Out of Love for Our Neighbors
On the other hand, for the sake of love, we should never avenge ourselves for what is an attack on the Gospel. Instead, we are taught to love our enemy, pray for their conversion, and to protect and defend their name and reputation. Similarly, we Christians in our vocations may judge and condemn a murderer to death for his crime, but not to satisfy our need for justice. We do this out of love for our neighbors and to protect them in such a way that they are freed to hear and learn the Gospel. Then, as Dr. Luther writes, “it is the same as if God had done it, because His ordinance is doing it.”
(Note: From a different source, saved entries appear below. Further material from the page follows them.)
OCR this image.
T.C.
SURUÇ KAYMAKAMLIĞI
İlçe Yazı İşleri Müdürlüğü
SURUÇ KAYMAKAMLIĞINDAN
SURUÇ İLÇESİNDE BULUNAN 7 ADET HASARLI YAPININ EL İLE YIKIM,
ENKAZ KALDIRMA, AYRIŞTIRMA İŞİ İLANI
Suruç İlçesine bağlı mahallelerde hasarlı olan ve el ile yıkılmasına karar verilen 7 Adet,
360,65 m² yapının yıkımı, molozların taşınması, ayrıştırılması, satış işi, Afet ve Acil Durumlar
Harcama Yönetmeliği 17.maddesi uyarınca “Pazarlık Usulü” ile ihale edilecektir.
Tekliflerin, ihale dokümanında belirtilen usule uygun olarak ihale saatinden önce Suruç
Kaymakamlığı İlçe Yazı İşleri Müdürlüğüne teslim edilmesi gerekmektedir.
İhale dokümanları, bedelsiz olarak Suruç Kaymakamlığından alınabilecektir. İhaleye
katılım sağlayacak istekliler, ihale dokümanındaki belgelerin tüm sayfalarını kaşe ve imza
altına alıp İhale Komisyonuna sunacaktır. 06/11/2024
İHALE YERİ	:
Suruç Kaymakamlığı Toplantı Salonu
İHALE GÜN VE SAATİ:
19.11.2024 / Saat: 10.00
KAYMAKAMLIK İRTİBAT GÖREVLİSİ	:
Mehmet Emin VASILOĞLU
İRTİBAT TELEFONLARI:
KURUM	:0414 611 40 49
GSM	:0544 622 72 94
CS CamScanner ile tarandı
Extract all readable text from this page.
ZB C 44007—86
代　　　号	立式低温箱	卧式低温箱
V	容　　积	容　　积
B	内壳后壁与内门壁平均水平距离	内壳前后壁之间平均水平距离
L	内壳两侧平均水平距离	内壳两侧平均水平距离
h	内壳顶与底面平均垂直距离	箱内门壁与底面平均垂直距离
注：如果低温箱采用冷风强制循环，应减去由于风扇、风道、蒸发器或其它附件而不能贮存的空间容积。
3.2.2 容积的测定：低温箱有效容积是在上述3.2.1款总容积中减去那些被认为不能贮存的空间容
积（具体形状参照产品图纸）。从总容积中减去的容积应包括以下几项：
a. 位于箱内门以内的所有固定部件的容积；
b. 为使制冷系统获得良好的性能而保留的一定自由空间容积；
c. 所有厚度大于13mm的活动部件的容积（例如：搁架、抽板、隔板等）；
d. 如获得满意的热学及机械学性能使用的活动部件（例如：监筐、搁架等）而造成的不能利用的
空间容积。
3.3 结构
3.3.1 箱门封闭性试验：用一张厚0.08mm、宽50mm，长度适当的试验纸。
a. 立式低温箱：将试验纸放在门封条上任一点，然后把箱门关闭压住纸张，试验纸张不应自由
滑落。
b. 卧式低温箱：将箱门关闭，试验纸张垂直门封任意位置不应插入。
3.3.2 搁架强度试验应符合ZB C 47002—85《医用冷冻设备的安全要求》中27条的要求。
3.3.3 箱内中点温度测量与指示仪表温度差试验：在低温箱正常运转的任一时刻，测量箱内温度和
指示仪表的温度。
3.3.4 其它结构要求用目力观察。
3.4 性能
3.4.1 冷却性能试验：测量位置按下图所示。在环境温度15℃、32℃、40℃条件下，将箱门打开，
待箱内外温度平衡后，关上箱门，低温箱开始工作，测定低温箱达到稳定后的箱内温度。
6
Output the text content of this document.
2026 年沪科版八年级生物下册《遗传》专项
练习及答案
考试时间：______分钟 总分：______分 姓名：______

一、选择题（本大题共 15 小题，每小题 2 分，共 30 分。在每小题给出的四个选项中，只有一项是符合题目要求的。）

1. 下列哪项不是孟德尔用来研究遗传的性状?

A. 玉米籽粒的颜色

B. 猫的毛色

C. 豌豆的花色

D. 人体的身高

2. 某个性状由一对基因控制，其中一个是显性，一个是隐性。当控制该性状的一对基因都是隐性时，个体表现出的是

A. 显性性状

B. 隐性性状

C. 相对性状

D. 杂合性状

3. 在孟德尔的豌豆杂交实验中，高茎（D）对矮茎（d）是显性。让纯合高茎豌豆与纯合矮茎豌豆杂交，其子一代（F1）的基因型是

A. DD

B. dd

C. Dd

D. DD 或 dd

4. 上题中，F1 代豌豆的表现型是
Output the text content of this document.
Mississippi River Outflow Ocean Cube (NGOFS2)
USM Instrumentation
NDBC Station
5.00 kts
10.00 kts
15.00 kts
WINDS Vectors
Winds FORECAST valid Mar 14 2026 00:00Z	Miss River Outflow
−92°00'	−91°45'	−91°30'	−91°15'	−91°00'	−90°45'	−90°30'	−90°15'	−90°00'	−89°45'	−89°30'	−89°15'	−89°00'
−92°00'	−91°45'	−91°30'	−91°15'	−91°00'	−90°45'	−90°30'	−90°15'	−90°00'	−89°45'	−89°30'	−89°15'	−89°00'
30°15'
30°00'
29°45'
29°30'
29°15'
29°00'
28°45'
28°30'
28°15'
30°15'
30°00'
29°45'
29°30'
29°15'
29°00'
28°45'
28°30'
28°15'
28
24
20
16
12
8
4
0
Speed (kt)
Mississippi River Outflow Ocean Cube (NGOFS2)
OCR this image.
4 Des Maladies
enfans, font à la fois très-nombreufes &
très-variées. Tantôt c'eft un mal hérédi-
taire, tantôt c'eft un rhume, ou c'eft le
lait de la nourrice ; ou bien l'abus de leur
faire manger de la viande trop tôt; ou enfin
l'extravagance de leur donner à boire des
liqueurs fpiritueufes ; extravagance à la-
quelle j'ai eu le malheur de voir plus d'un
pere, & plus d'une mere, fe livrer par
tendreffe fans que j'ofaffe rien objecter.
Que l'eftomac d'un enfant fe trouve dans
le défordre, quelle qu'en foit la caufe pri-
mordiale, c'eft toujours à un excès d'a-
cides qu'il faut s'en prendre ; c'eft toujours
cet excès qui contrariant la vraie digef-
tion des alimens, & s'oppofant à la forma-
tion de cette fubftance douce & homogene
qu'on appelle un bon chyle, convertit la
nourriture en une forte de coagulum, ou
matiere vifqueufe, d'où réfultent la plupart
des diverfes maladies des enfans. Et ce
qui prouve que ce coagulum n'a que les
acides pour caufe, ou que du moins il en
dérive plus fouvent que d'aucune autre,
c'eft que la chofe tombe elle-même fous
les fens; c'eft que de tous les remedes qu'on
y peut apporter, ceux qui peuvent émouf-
But where love is necessary we pray for our enemies and bless them in the hope that God will repent and convert them to the Gospel.
So far as faith is concerned attacks on the Gospel call for us to curse and judge its accusers, just as Elisha (2 Kings 2:24), Zechariah (Zechariah 3:2), and Paul (Acts 23:3) show us. Not for our sake, however, but for God’s sake, for the sake of saving faith. These “curses of faith,” as Dr. Luther refers to them, do not stand silent, but prays against the enemies of the Gospel that God’s furious anger may shut them up and carry them away in a flood of condemnation. It is thus permitted for us Christians to curse the enemies of the Gospel, but not those who attack us for personal reasons.
We Christians are taught to follow the example of Savior Jesus and all His saints, cursing and blessing in God’s Name, applying Law and Gospel like a doctor who applies medicine to a stubborn, diseased patient with threats of suffering and death, while treating another desperately ill patient with medicine that heals him in an instant. Therefore, where faith is in charge we Christians curse and condemn the enemies of the Gospel. But where love is necessary we pray for our enemies and bless them in the hope that God will repent and convert them to the Gospel. Or, as Dr. Luther liked to say, “In matters of faith, we yield nothing. In matters of love, we give up everything.”